Ninth Ward Councilmember Gary Schiff, who voted to keep the levy,
said that although the two votes felt like one step forward and
two steps backward, he applauds positive developments made in approving
the Housing Trust Fund: The focus will now be on creating housing
affordable to households with incomes less than 30 percent of the
MMI and, an advisory commission, to search for revenue and determine
specific uses of funds, will be in place, composed partly of advocates
for affordable housing.
Rev. John Darlington, whose church, Minnehaha United Methodist,
is a MICAH member and has ardently supported the Trust Fund, calls
the HTF a “symbolic victory” in the sense that it will
bring City officials and community activists together to work on
affordable housing projects.
The HTF is a step in the right direction. Prioritizing affordable
housing will come about more and more as society sees that when
a segment of the population is without decent housing, everyone
is debilitated. Affordable housing benefits the whole society and
in the end is cost effective. Ultimately, aren’t taxpayers
willing to pay for things that will benefit them?
Los Angeles, in a time when California faces a $35 billion deficit,
approved plans for a $100 million annual Housing Trust Fund in January
2002. Leaders recognized that the housing crisis in the City of
L.A. would “remain intractable until we had major production—and
that a production program that began to meet L.A.’s needs
would have a ripple effect throughout the region.”
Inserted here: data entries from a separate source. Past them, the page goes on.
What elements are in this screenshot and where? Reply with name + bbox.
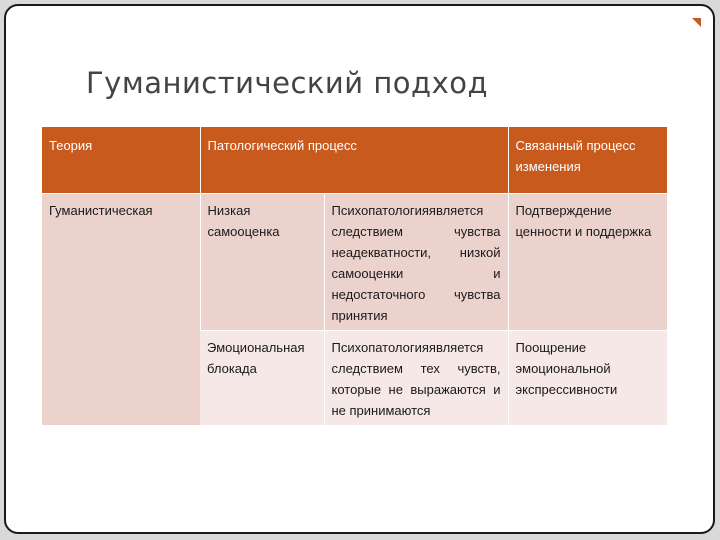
slide-title: Гуманистический подход <box>86 66 489 100</box>
cell-description: Психопатологияявляется следствием тех чувств, которые не выражаются и не принимаются <box>324 330 508 425</box>
header-change-process: Связанный процесс изменения <box>508 127 667 193</box>
header-theory: Теория <box>42 127 200 193</box>
cell-change-process: Поощрение эмоциональной экспрессивности <box>508 330 667 425</box>
header-pathology: Патологический процесс <box>200 127 508 193</box>
cell-description: Психопатологияявляется следствием чувства неадекватности, низкой самооценки и недостаточного чувства принятия <box>324 193 508 330</box>
theory-table <box>42 127 667 426</box>
cell-pathology: Эмоциональная блокада <box>200 330 324 425</box>
cell-theory: Гуманистическая <box>42 193 200 425</box>
slide-frame <box>4 4 715 534</box>
cell-change-process: Подтверждение ценности и поддержка <box>508 193 667 330</box>
corner-accent <box>692 18 701 27</box>
cell-pathology: Низкая самооценка <box>200 193 324 330</box>
table-row <box>42 193 667 330</box>
table-header-row <box>42 127 667 193</box>
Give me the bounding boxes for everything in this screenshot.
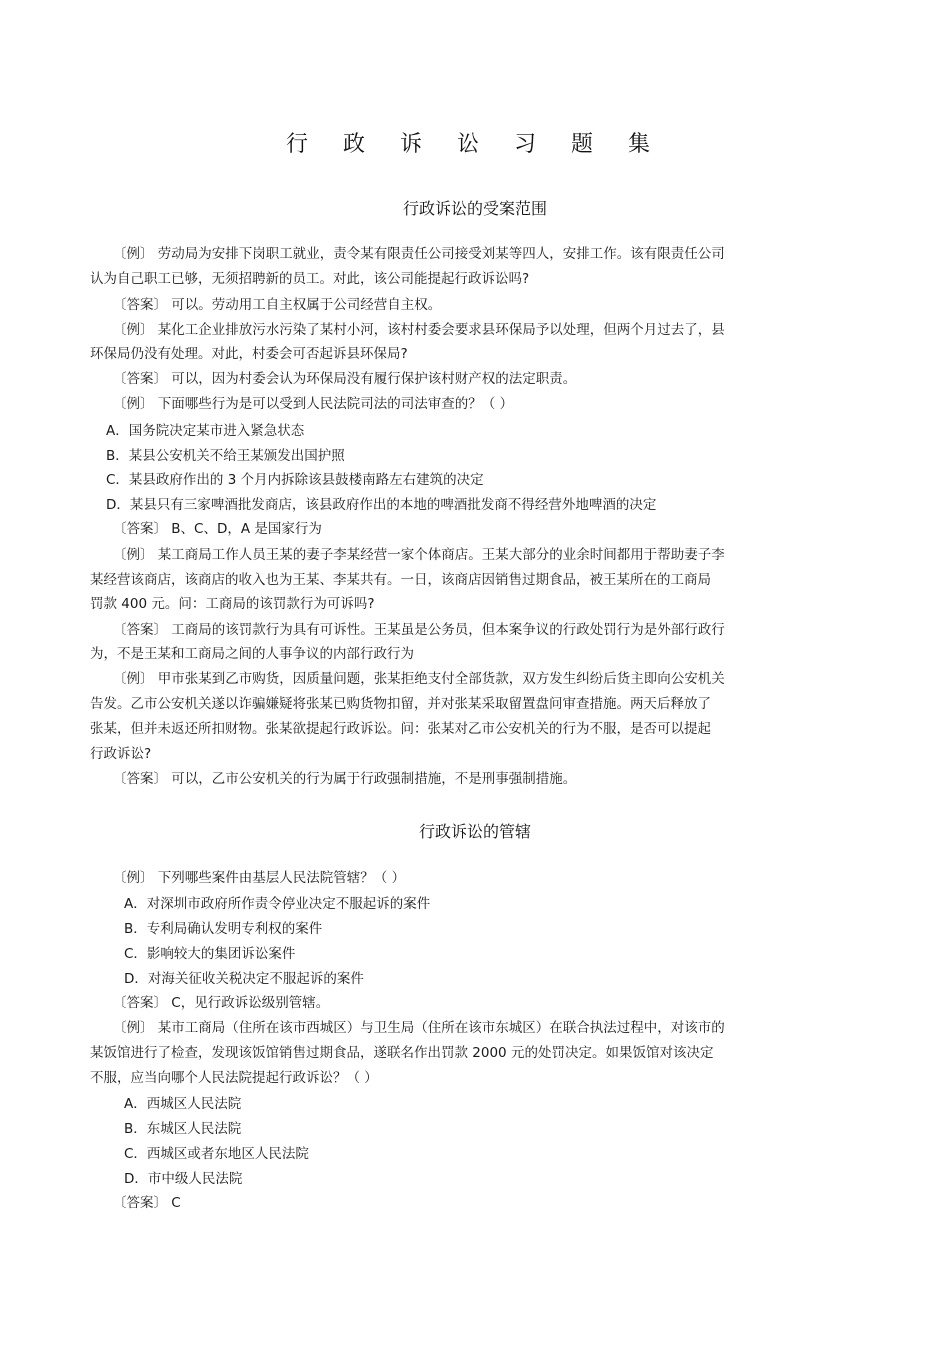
- text-line: 环保局仍没有处理。对此，村委会可否起诉县环保局?: [90, 346, 408, 362]
- option-line: D．某县只有三家啤酒批发商店，该县政府作出的本地的啤酒批发商不得经营外地啤酒的决定: [106, 497, 657, 513]
- text-line: 〔例〕 甲市张某到乙市购货，因质量问题，张某拒绝支付全部货款，双方发生纠纷后货主即向公安机关: [113, 671, 725, 687]
- option-line: C．某县政府作出的 3 个月内拆除该县鼓楼南路左右建筑的决定: [106, 472, 484, 488]
- text-line: 某经营该商店，该商店的收入也为王某、李某共有。一日，该商店因销售过期食品，被王某所在的工商局: [90, 572, 711, 588]
- section-heading-jurisdiction: 行政诉讼的管辖: [418, 822, 531, 841]
- answer-line: 〔答案〕 可以。劳动用工自主权属于公司经营自主权。: [113, 297, 442, 313]
- text-line: 认为自己职工已够，无须招聘新的员工。对此，该公司能提起行政诉讼吗?: [90, 271, 530, 287]
- option-line: B．专利局确认发明专利权的案件: [124, 921, 323, 937]
- answer-line: 〔答案〕 可以，因为村委会认为环保局没有履行保护该村财产权的法定职责。: [113, 371, 577, 387]
- answer-line: 〔答案〕 可以，乙市公安机关的行为属于行政强制措施，不是刑事强制措施。: [113, 771, 577, 787]
- text-line: 〔例〕 某工商局工作人员王某的妻子李某经营一家个体商店。王某大部分的业余时间都用于帮助妻子李: [113, 547, 725, 563]
- answer-line: 〔答案〕 B、C、D，A 是国家行为: [113, 521, 322, 537]
- option-line: B．某县公安机关不给王某颁发出国护照: [106, 448, 345, 464]
- section-heading-scope: 行政诉讼的受案范围: [402, 199, 547, 218]
- text-line: 〔例〕 某化工企业排放污水污染了某村小河，该村村委会要求县环保局予以处理，但两个月过去了，县: [113, 322, 725, 338]
- option-line: D．对海关征收关税决定不服起诉的案件: [124, 971, 364, 987]
- option-line: A．国务院决定某市进入紧急状态: [106, 423, 305, 439]
- text-line: 张某，但并未返还所扣财物。张某欲提起行政诉讼。问：张某对乙市公安机关的行为不服，是否可以提起: [90, 721, 711, 737]
- document-title: 行 政 诉 讼 习 题 集: [286, 132, 664, 157]
- text-line: 行政诉讼?: [90, 746, 152, 762]
- answer-line: 〔答案〕 C: [113, 1195, 181, 1211]
- text-line: 为，不是王某和工商局之间的人事争议的内部行政行为: [90, 646, 414, 662]
- option-line: C．西城区或者东地区人民法院: [124, 1146, 309, 1162]
- text-line: 〔例〕 下列哪些案件由基层人民法院管辖？（ ）: [113, 870, 406, 886]
- text-line: 某饭馆进行了检查，发现该饭馆销售过期食品，遂联名作出罚款 2000 元的处罚决定。如果饭馆对该决定: [90, 1045, 714, 1061]
- text-line: 〔例〕 某市工商局（住所在该市西城区）与卫生局（住所在该市东城区）在联合执法过程中，对该市的: [113, 1020, 725, 1036]
- option-line: A．西城区人民法院: [124, 1096, 242, 1112]
- text-line: 告发。乙市公安机关遂以诈骗嫌疑将张某已购货物扣留，并对张某采取留置盘问审查措施。两天后释放了: [90, 696, 711, 712]
- text-line: 罚款 400 元。问：工商局的该罚款行为可诉吗?: [90, 596, 375, 612]
- option-line: B．东城区人民法院: [124, 1121, 242, 1137]
- answer-line: 〔答案〕 C，见行政诉讼级别管辖。: [113, 995, 330, 1011]
- option-line: C．影响较大的集团诉讼案件: [124, 946, 296, 962]
- answer-line: 〔答案〕 工商局的该罚款行为具有可诉性。王某虽是公务员，但本案争议的行政处罚行为是外部行政行: [113, 622, 725, 638]
- text-line: 〔例〕 下面哪些行为是可以受到人民法院司法的司法审查的？（ ）: [113, 396, 514, 412]
- text-line: 不服，应当向哪个人民法院提起行政诉讼？（ ）: [90, 1070, 378, 1086]
- text-line: 〔例〕 劳动局为安排下岗职工就业，责令某有限责任公司接受刘某等四人，安排工作。该有限责任公司: [113, 246, 725, 262]
- option-line: A．对深圳市政府所作责令停业决定不服起诉的案件: [124, 896, 431, 912]
- option-line: D．市中级人民法院: [124, 1171, 243, 1187]
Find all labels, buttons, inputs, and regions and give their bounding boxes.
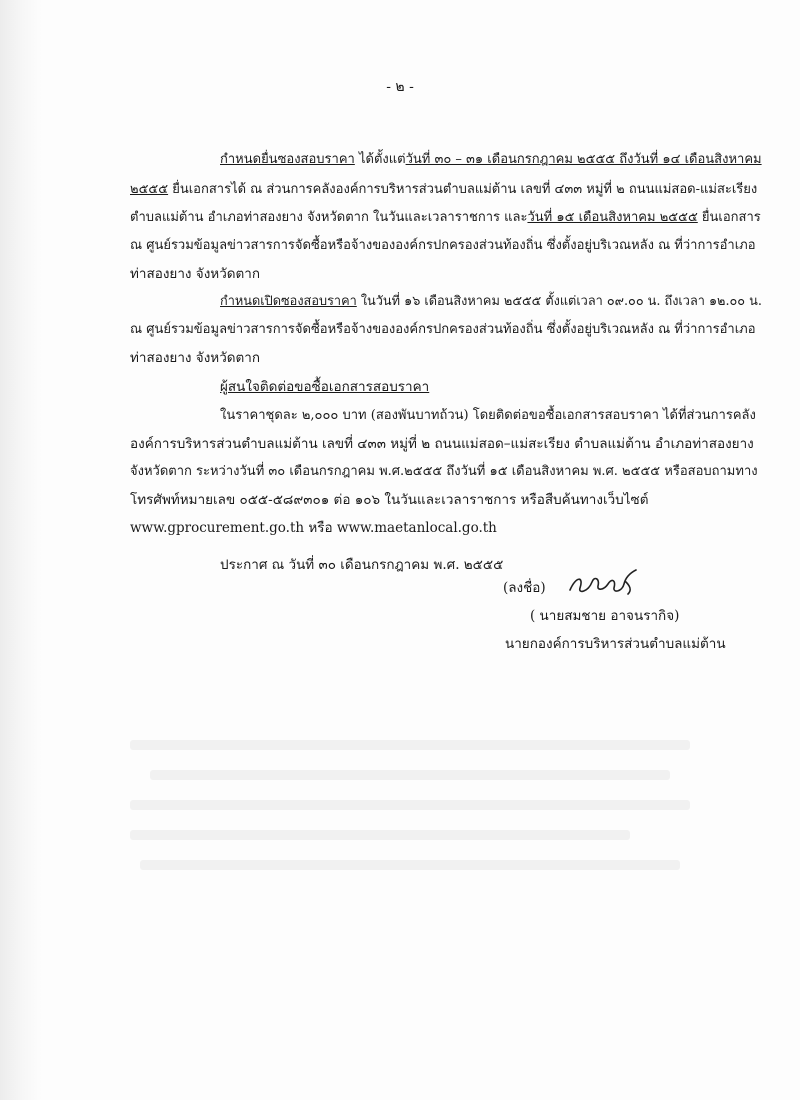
para1-line3-pre: ตำบลแม่ต้าน อำเภอท่าสองยาง จังหวัดตาก ในวันและเวลาราชการ และ: [130, 210, 528, 225]
para2-line1: [220, 292, 762, 312]
submission-year: ๒๕๕๕: [130, 182, 169, 197]
para1-line3: [130, 208, 761, 228]
page-number: - ๒ -: [386, 79, 414, 95]
para2-line2: ณ ศูนย์รวมข้อมูลข่าวสารการจัดซื้อหรือจ้างขององค์กรปกครองส่วนท้องถิ่น ซึ่งตั้งอยู่บริเวณหลัง ณ ที่ว่าการอำเภอ: [130, 322, 756, 337]
announcement-date: ประกาศ ณ วันที่ ๓๐ เดือนกรกฎาคม พ.ศ. ๒๕๕๕: [220, 557, 504, 573]
para3-line4: โทรศัพท์หมายเลข ๐๕๕-๕๘๙๓๐๑ ต่อ ๑๐๖ ในวันและเวลาราชการ หรือสืบค้นทางเว็บไซต์: [130, 492, 649, 508]
para1-line2: [130, 180, 757, 200]
opening-heading: กำหนดเปิดซองสอบราคา: [220, 294, 357, 309]
scan-edge-shadow: [0, 0, 42, 1100]
para1-line4: ณ ศูนย์รวมข้อมูลข่าวสารการจัดซื้อหรือจ้างขององค์กรปกครองส่วนท้องถิ่น ซึ่งตั้งอยู่บริเวณหลัง ณ ที่ว่าการอำเภอ: [130, 238, 756, 253]
para1-line3-post: ยื่นเอกสาร: [697, 210, 761, 225]
para1-line1: [220, 150, 762, 170]
website-line: www.gprocurement.go.th หรือ www.maetanlocal.go.th: [130, 520, 497, 536]
bleed-through-line: [140, 860, 680, 870]
para3-line3: จังหวัดตาก ระหว่างวันที่ ๓๐ เดือนกรกฎาคม พ.ศ.๒๕๕๕ ถึงวันที่ ๑๕ เดือนสิงหาคม พ.ศ. ๒๕๕๕ หรือสอบถามทาง: [130, 464, 758, 479]
submission-date-range: วันที่ ๓๐ – ๓๑ เดือนกรกฎาคม ๒๕๕๕ ถึงวันที่ ๑๔ เดือนสิงหาคม: [405, 152, 762, 167]
purchase-heading: ผู้สนใจติดต่อขอซื้อเอกสารสอบราคา: [220, 379, 430, 395]
bleed-through-line: [130, 800, 690, 810]
para2-line3: ท่าสองยาง จังหวัดตาก: [130, 350, 261, 366]
bleed-through-line: [130, 740, 690, 750]
para1-line1-mid: ได้ตั้งแต่: [354, 152, 406, 167]
handwritten-signature-icon: [566, 566, 646, 598]
signer-name: ( นายสมชาย อาจนรากิจ): [530, 608, 680, 624]
para3-line1: ในราคาชุดละ ๒,๐๐๐ บาท (สองพันบาทถ้วน) โดยติดต่อขอซื้อเอกสารสอบราคา ได้ที่ส่วนการคลัง: [220, 408, 756, 423]
para2-line1-rest: ในวันที่ ๑๖ เดือนสิงหาคม ๒๕๕๕ ตั้งแต่เวลา ๐๙.๐๐ น. ถึงเวลา ๑๒.๐๐ น.: [356, 294, 762, 309]
bleed-through-line: [130, 830, 630, 840]
submission-final-date: วันที่ ๑๕ เดือนสิงหาคม ๒๕๕๕: [527, 210, 698, 225]
para1-line2-rest: ยื่นเอกสารได้ ณ ส่วนการคลังองค์การบริหารส่วนตำบลแม่ต้าน เลขที่ ๔๓๓ หมู่ที่ ๒ ถนนแม่สอด-แม่สะเรียง: [168, 182, 758, 197]
para3-line2: องค์การบริหารส่วนตำบลแม่ต้าน เลขที่ ๔๓๓ หมู่ที่ ๒ ถนนแม่สอด–แม่สะเรียง ตำบลแม่ต้าน อำเภอท่าสองยาง: [130, 436, 754, 452]
submission-heading: กำหนดยื่นซองสอบราคา: [220, 152, 355, 167]
bleed-through-line: [150, 770, 670, 780]
signer-position: นายกองค์การบริหารส่วนตำบลแม่ต้าน: [505, 636, 726, 652]
signature-label: (ลงชื่อ): [503, 580, 546, 596]
para1-line5: ท่าสองยาง จังหวัดตาก: [130, 266, 261, 282]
Minneapolis MICAH member Patricia Mack suggested that to make up
for the $2 million that will be lost from the levy, people buying
homes could add a certain amount to their mortgage payments per
month. The mortgage company could collect the contributions (tax
deductible), or the voluntary taxes, whatever you want to call them,
and save the expense of setting up an organization to collect the
money. This idea sounds perhaps overly generous, but it’s
not nearly as generous as inviting your homeless friends to come
and live with you (even if you like each other a lot).